Wavre
- Full name: Wavre Sports FC
- Founded: 1944
- Dissolved: 2020
- Ground: Stade Justin Peeters, Wavre
- Capacity: 1,000
- 2019–20: Belgian Third Amateur Division A, 16th
| Home colours | Away colours |

= Wavre Sports FC =

Former Belgian football club

Wavre Sports FC was a Belgian football club from Wavre in Walloon Brabant. Founded in Jette, Brussels on 26 June 1945 as Racing Club Jettois under matricule 4549, it merged in 1970 with Royal Stade de Bruxelles to become Racing Jet de Bruxelles, played two short spells in the Belgian First Division in the mid-1980s, and relocated to Wavre in 1988 as Racing Jet Wavre. After three further decades in the lower divisions of Belgian football, it was renamed Wavre Sports FC in 2018 and ceased activities at the end of the 2019–20 season.

==History==
===Brussels years (1945–1988)===
The club was founded in Jette, in the northern Brussels agglomeration, shortly after the World War II; while later club documents date the founding to 1944, the earliest verifiable record places it at 26 June 1945. It joined the Royal Belgian Football Association (KBVB) on registration as Racing Club Jettois and was assigned matricule 4549. In 1970, the club merged with neighbouring Royal Stade de Bruxelles and was renamed Racing Jet de Bruxelles, reaching the Belgian Second Division in 1979 and finishing fifth in its first season at the second tier.

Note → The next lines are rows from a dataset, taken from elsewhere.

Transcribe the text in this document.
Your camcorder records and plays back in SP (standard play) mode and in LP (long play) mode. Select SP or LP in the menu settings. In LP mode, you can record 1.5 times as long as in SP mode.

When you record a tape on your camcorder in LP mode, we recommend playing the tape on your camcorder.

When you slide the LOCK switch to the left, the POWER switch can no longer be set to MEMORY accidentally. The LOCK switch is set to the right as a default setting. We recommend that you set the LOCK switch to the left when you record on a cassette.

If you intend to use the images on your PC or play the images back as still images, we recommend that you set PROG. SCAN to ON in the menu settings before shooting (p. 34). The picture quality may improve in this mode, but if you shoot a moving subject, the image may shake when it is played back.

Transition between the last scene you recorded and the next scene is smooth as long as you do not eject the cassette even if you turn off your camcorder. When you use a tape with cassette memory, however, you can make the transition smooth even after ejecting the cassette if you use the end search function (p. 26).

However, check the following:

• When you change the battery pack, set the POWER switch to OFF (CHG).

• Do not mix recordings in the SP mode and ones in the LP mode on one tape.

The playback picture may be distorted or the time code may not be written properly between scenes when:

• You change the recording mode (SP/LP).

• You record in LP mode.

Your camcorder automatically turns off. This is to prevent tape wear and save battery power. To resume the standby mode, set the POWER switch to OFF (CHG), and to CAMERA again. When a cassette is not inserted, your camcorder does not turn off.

The club reached the First Division for the first time in 1984–85, having been promoted via the Second Division final round the previous spring. Its opening top-flight match was played at the Heysel Stadium against Anderlecht and ended in a 9–2 defeat; the season concluded with the team last and immediately relegated. Two years later, with Raymond Goethals as manager working alongside the young head coach Daniel Renders, Racing Jet won the Second Division final round again and returned to the First Division. Goethals secured the signing of the Romanian international László Bölöni for the 1987–88 campaign before leaving to manage Anderlecht; without him, and hampered by injuries, Racing Jet finished bottom and were relegated. Citing the difficulty of building a financial base in football-saturated Brussels, the club's directors moved it to Wavre at the end of the 1987–88 season.

===Wavre era (1988–2020)===
The 1988 relocation involved a simultaneous merger with the original Wavre Sports (matricule 79); the older club's youth and amateur structure went on to merge with Royale Union Limaloise to form Royal Wavre Limal, while the Racing Jet matricule 4549 took possession of the Stade Justin Peeters under the name Racing Jet Wavre. The club narrowly missed promotion in its first season back in the Second Division before declining through the national divisions over the following decades and eventually falling into the provincial leagues. It was renamed Wavre Sports FC after the 2017–18 season, controversially reusing the historical name of the older Wavre club.

The 2019–20 Belgian Third Amateur Division A season, interrupted in March 2020 by the COVID-19 pandemic, saw Wavre Sports finish 16th and last; the club did not re-form for the following provincial season and was dissolved.

== Historical names ==
- 1944 – Racing de Jette
- 1970 – Racing Jet Bruxelles
- 1988 – Racing Jet Wavre
- 2018 – Wavre Sports FC

==Stadium==
The club played at the Stade Justin Peeters in Wavre from 1988, named for the socialist mayor of Wavre between 1953 and 1976. After the club's dissolution the ground was used only occasionally by the local amateur side Wavre-Limal, and in September 2025 it was renamed Belfius Hockey Arena ahead of the 2026 Men's FIH Hockey World Cup, for which Wavre is a co-host city alongside Amsterdam. Renovation expanded its base capacity to 4,000, with three temporary stands taking the total to 10,000 for the tournament.